Politicians were quick to declare their own lessons from the Deepwater Horizon blowout. Never again, they vowed, would the planet be forced to sit by, powerless, while oil execs confessed—after the fact—that stopping a leak at such depths is like performing “open-heart surgery at 5,000 feet in the dark,” as BP America’s chairman and president, Lamar McKay, told ABC News about the early attempt to plug the well by triggering the failed blowout preventer.
“Now we know that the worst-case scenario is not just something you dream up,” says Leta Smith, an oil expert at ihs Cera, an energy think tank. “It’s a possibility that we have to prepare for.” On September 30, the U.S. Department of the Interior issued new rules (pdf) meant to upgrade safety equipment and tighten well control as well as force oil companies to show regulators detailed plans of how they will manage risks and prevent blowouts at offshore oil and gas sites.

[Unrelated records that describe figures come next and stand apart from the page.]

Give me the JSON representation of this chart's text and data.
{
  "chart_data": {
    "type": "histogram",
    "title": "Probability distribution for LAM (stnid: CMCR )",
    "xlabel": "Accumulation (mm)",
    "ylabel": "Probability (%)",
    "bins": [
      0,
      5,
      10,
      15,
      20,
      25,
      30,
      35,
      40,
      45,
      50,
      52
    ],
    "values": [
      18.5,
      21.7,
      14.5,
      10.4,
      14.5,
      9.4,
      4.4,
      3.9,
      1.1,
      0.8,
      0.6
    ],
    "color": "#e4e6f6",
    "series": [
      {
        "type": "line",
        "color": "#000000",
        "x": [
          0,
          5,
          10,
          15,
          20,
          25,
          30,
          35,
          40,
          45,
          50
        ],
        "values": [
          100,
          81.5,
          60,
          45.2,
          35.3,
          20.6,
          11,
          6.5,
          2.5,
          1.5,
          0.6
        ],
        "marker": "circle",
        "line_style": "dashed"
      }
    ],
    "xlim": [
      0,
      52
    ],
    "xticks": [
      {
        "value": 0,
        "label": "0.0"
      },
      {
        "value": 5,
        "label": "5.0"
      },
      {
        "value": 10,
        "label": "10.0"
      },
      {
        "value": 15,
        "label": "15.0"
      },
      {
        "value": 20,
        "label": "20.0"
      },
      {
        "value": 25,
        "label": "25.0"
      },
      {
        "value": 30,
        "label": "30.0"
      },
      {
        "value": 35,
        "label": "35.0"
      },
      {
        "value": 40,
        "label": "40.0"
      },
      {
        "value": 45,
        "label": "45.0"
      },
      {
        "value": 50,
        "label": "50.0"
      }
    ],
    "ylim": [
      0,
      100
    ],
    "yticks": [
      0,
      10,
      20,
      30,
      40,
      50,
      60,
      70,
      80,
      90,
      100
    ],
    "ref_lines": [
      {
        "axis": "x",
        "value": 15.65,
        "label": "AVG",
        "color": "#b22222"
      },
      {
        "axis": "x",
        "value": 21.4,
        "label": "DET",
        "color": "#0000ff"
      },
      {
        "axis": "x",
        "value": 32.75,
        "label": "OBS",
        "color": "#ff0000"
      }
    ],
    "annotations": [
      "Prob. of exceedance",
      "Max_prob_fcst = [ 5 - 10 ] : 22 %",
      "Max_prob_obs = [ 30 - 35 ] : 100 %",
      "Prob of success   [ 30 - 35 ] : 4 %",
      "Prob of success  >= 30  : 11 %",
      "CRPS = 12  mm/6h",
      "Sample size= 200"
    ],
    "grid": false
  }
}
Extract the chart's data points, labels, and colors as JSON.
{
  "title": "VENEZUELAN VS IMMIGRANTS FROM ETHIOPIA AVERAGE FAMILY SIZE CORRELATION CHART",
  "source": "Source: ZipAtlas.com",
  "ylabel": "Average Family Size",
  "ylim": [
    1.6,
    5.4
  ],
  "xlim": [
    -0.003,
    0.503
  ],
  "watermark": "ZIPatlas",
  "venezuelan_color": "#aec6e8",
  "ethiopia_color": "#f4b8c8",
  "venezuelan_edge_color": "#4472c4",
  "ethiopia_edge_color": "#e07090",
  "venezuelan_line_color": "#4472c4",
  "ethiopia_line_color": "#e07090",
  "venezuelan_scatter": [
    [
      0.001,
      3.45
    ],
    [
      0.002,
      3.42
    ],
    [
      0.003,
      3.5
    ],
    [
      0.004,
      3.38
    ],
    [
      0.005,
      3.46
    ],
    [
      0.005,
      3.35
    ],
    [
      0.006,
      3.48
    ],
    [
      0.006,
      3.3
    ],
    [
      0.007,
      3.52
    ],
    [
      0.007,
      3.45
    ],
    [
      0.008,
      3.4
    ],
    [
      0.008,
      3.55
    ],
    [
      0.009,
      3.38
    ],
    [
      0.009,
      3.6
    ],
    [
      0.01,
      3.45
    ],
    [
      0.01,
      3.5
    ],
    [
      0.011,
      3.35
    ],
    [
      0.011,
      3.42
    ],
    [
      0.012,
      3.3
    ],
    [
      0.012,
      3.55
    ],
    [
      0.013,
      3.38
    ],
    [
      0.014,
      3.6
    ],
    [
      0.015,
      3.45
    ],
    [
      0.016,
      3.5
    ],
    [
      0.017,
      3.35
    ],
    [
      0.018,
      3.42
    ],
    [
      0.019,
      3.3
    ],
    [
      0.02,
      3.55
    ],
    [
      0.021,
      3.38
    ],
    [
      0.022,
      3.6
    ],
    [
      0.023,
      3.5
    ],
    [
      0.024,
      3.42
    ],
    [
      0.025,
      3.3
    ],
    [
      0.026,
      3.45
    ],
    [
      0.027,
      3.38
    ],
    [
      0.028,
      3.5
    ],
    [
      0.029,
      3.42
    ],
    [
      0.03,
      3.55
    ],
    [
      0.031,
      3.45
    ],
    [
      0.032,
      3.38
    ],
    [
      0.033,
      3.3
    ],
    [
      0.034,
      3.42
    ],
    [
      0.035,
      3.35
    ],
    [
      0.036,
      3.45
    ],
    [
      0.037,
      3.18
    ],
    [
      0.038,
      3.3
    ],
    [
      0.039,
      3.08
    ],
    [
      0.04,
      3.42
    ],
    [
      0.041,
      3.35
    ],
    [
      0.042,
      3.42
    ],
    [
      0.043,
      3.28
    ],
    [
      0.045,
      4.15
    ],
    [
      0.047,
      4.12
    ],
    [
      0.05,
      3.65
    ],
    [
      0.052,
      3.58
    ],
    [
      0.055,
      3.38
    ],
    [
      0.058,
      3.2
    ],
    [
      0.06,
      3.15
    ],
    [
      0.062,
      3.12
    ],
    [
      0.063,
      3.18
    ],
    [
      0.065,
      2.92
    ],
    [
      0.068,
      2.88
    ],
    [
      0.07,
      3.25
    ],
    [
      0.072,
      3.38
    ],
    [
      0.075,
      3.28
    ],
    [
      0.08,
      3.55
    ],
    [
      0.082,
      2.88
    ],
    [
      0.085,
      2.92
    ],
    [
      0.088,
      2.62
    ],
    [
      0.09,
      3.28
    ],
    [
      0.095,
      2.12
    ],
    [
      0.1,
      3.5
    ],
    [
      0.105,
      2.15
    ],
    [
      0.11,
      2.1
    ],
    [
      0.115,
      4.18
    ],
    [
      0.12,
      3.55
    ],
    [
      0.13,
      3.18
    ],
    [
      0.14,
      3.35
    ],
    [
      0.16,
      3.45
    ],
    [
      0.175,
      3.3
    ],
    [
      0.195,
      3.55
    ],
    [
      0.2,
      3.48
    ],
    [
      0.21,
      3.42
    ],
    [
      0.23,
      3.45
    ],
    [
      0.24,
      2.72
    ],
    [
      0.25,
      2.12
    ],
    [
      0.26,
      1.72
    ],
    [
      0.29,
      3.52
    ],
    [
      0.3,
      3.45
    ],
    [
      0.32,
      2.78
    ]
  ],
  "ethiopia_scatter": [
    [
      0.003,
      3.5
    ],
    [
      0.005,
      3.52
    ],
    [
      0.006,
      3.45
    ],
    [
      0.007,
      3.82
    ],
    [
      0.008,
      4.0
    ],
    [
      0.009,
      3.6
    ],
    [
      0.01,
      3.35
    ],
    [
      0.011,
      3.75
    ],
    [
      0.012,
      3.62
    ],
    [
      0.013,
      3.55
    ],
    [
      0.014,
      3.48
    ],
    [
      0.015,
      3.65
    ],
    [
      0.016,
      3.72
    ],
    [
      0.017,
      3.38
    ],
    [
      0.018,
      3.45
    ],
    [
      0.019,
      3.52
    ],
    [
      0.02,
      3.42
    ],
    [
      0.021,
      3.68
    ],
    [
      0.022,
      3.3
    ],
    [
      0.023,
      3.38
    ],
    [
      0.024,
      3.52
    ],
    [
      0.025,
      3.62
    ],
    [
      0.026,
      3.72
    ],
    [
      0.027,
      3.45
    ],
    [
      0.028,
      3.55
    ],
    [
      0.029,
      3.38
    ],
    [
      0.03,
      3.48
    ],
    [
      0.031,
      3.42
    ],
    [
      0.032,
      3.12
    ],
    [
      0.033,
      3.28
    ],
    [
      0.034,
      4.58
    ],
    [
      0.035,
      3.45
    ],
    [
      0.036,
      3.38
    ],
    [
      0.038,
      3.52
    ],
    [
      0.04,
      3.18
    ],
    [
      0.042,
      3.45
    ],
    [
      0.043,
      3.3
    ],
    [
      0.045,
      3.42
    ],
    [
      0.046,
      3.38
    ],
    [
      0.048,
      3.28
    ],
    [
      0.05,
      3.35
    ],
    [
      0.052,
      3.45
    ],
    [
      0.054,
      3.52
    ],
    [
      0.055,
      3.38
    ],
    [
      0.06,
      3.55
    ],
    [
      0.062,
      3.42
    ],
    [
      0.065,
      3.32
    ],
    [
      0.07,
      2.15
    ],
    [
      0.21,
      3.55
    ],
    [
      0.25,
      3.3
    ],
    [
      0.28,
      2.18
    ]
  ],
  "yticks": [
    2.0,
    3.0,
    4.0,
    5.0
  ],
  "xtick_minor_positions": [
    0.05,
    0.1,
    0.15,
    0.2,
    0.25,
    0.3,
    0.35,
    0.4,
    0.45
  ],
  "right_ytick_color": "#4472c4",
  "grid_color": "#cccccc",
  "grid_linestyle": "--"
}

Deepwater operators will be required to boost workplace safety and keep submarine robots and operating crews at the ready in case of emergencies.
Yet the forces that propelled the scramble for extreme oil remain remarkably unchanged. Yes, U.S. Secretary of the Interior Ken Salazar issued a temporary moratorium on new deepwater drilling. Yes, Italy recently issued a ban on deepwater drilling within five miles of its coast. But these could be just speed bumps on the path to even more deep drilling. “Some countries, particularly the oecd [Organization for Economic Cooperation and Development] nations, are reviewing [safety] regulations while not taking extreme actions,” Smith says. “We have yet to revise downward our outlook for deepwater production outside the United States.”
Chevron and BP are gearing up to drill in the deep waters off the Shetland Islands. Brazil’s Petrobras–$70 billion richer after staging the largest-ever public share offering in September–is ramping up for commercial production from a vast cache of “pre-salt” oil lying farther (180 miles) from shore and buried deeper (4.5 miles below the Atlantic) than BP’s Gulf holdings. And on October 21, just days after Washington lifted the deepwater drilling moratorium, Chevron announced a $7.5 billion project to develop two oil fields, Jack and St. Malo, lying 7,000 feet below the waves 280 miles south of New Orleans.
Currently, 6 percent of all oil—about 5.2 million barrels a day—comes from deepwater wells (2,000 feet or more beneath the surface). A year ago, ihs Cera predicted that the world would draw one in every ten barrels of oil from deepwater reserves by 2020. “Our prediction has not changed,” Smith says. “There’s been a slowdown in companies applying for permits in the Gulf and a tightening of industry regulations in general, but the rest of the world is moving along into deepwater.” Deepwater oil production should reach nearly 10 million barrels per day by 2015.
The problem is simple: Renewables might be the future, but oil and gas are still the energy sources that keep the world running. The International Energy Agency (iea) projected in November that oil demand will grow steadily for the next 25 years, reaching about 99 million barrels per day by 2035, up 15 million barrels daily from 2009. “All of the net growth comes from non-oecd countries, almost half from China alone,” says iea’s World Energy Outlook report. China edged out the United States as the number one energy consumer in 2009, and China’s daily demand for oil is projected to triple to 13 million barrels a day by 2035.
Steven Chu, the U.S. Secretary of Energy, has no illusions about what it will take to dislodge oil as the world’s transportation fuel of choice (see Top Stories of 2010 #25: "Steven Chu Brings Much-Needed Science to Energy Policy"). “It won’t happen overnight; it won’t happen even in a decade,” he says. “It’s going to be several decades, so we have to start thinking about this now. You could say this is a wake-up call.”